Cinco minutos después, con un cd de rock de la colección de Benja a todo volumen, se sumergió hasta el cuello en un fragante baño de espuma.
Fuera, la lluvia golpeaba el tejado y el viento ululaba moviendo la ramas de los árboles. Cuando el agua empezó a enfriarse se envolvió en una toalla y llevó la ropa al salón para vestirse allí porque en el baño hacía frío.
Estaba oscureciendo, pero la luz de la chimenea era suficiente. Paula abrió la toalla y suspiró cuando la chimenea empezó a calentar su piel mojada. Pura delicia.
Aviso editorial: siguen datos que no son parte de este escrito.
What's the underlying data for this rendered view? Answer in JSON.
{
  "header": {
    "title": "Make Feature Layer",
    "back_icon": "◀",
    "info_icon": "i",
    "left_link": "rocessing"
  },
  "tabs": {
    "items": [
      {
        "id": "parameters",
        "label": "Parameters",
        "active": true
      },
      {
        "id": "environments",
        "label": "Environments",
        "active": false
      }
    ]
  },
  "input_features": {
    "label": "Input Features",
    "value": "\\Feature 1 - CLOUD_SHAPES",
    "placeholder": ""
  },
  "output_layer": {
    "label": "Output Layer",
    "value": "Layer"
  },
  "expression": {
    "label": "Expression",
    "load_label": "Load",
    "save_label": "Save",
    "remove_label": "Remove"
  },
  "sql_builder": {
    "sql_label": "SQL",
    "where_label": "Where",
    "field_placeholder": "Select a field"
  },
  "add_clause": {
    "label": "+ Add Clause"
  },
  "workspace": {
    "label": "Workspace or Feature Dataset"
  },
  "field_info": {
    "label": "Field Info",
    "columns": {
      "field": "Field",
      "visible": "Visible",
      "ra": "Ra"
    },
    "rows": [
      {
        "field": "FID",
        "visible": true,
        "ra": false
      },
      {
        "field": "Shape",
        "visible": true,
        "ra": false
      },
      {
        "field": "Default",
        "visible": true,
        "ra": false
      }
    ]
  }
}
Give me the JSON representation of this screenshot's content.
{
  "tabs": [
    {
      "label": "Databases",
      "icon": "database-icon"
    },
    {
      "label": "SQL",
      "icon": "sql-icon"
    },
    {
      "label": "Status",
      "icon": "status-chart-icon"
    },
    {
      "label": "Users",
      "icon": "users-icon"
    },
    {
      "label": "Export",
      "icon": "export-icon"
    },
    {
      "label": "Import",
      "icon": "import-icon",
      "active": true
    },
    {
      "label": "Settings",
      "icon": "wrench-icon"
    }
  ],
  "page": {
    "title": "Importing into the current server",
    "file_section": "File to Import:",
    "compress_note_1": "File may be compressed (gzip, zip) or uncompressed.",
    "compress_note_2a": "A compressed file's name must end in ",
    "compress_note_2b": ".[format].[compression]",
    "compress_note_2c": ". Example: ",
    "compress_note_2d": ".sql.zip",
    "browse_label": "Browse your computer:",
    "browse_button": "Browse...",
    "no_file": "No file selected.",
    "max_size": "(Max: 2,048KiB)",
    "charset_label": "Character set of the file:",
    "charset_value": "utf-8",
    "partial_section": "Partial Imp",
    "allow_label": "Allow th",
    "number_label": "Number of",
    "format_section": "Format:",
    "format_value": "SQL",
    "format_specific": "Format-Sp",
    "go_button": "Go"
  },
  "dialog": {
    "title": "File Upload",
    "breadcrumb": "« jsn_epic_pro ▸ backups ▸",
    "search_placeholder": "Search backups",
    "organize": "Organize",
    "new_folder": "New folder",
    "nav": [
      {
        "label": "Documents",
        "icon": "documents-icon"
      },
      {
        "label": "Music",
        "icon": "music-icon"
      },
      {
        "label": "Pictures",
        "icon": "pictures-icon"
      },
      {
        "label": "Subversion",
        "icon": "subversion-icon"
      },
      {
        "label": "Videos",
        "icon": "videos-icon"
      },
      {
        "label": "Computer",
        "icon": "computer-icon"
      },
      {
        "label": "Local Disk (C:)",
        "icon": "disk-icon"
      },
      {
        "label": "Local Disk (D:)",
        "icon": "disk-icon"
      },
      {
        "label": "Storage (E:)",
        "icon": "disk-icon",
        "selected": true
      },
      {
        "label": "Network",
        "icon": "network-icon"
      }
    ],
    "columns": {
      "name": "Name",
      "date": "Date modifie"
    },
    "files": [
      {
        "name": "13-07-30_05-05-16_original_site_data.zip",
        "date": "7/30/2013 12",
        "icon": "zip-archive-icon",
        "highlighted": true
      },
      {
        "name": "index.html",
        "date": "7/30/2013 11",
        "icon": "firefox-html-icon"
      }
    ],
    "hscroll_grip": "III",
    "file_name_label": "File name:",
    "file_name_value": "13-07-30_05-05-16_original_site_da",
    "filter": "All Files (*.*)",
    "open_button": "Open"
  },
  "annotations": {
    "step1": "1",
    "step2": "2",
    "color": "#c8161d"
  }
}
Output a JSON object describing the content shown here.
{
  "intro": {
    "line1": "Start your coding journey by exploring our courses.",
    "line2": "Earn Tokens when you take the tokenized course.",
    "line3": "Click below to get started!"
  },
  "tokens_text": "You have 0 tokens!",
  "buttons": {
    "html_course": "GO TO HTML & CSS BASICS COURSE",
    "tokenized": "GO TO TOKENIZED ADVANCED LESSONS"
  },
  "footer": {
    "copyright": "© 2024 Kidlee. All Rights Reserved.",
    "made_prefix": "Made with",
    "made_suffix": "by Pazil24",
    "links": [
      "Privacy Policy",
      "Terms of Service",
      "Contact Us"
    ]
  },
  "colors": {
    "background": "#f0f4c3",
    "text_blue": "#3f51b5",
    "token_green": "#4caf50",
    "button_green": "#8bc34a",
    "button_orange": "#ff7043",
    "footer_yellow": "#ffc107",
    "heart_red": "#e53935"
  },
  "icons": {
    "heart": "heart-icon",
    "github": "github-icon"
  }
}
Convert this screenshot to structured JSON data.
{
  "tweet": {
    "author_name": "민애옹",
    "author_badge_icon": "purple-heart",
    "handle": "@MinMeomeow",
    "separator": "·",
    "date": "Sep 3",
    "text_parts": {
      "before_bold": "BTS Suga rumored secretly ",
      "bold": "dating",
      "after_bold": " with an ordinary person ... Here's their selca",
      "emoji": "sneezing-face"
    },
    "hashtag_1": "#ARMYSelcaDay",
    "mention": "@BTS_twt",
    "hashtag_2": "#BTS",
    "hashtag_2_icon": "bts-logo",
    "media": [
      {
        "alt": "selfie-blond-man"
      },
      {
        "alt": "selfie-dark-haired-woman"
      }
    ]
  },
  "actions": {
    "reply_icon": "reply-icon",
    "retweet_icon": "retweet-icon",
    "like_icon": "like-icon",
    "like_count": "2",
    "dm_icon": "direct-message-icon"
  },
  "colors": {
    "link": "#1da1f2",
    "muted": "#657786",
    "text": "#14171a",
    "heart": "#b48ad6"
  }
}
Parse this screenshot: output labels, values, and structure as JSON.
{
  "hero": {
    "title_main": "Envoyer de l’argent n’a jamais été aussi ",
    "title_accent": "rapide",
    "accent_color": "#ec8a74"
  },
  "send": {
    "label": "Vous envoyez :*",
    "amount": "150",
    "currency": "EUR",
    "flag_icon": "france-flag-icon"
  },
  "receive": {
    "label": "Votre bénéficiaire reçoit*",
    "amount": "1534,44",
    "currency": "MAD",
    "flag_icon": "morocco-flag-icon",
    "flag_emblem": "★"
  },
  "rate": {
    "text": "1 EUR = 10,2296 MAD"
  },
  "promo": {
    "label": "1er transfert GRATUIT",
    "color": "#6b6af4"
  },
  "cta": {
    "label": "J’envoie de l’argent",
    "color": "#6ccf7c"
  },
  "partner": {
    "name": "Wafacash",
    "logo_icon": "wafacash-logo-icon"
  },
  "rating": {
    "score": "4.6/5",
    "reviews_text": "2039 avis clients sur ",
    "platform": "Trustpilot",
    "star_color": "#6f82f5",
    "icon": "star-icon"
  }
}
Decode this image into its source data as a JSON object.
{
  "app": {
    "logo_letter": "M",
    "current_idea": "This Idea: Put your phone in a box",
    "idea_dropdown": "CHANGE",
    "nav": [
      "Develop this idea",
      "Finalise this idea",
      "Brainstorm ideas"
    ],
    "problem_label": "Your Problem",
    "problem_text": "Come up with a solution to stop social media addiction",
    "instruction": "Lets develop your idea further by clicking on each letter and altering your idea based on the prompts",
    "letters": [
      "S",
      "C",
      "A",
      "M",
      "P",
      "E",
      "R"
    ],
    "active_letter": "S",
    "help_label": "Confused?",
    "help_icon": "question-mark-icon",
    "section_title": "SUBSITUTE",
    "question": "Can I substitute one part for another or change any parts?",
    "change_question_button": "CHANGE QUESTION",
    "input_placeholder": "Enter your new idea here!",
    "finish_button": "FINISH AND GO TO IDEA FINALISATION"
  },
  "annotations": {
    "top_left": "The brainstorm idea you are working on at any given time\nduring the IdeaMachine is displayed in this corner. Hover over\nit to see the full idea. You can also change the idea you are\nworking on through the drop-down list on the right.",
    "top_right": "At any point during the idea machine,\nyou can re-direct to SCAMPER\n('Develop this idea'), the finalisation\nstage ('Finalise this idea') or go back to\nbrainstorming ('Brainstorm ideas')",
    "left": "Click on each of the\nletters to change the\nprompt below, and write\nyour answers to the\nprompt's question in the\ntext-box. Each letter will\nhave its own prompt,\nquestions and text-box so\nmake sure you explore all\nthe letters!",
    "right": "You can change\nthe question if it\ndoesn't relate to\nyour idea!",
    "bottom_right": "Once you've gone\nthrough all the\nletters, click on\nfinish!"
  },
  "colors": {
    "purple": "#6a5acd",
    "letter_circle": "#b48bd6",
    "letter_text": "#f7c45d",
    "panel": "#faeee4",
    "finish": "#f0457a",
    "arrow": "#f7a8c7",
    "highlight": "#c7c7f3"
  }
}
Dejó caer la toalla al suelo y cerró los ojos mientras movía la cabeza de un lado a otro al ritmo de la música.
Sin darse cuenta, empezó a mover las manos sobre sus clavículas, sus caderas, su cintura, su firme abdomen. Había pasado mucho tiempo desde la última vez que un hombre tocó su piel desnuda.
Paula se deslizó las manos por los pechos, sintiendo que se hinchaban.
¿Por qué no aceptaba su propio consejo y tenía una aventura, como le había dicho a Mariza? Tenía un cajón lleno de lencería sexy en casa, algo bonito para ponerse bajo el aburrido uniforme que llevaba cada día. El único hombre que lo veía era German cuando hacía la colada.
De repente, sintió un escalofrío, como si alguien le hubiera pasado un dedo desde el cuello hasta el ombligo. Levantó las manos automáticamente para protegerse, mirando hacia fuera. No había nadie, solo la lluvia. Intentando calmarse, buscó el sujetador y las braguitas. Tenía que mirar el horno, abrir la botella de vino y esbozar una sonrisa para su invitado.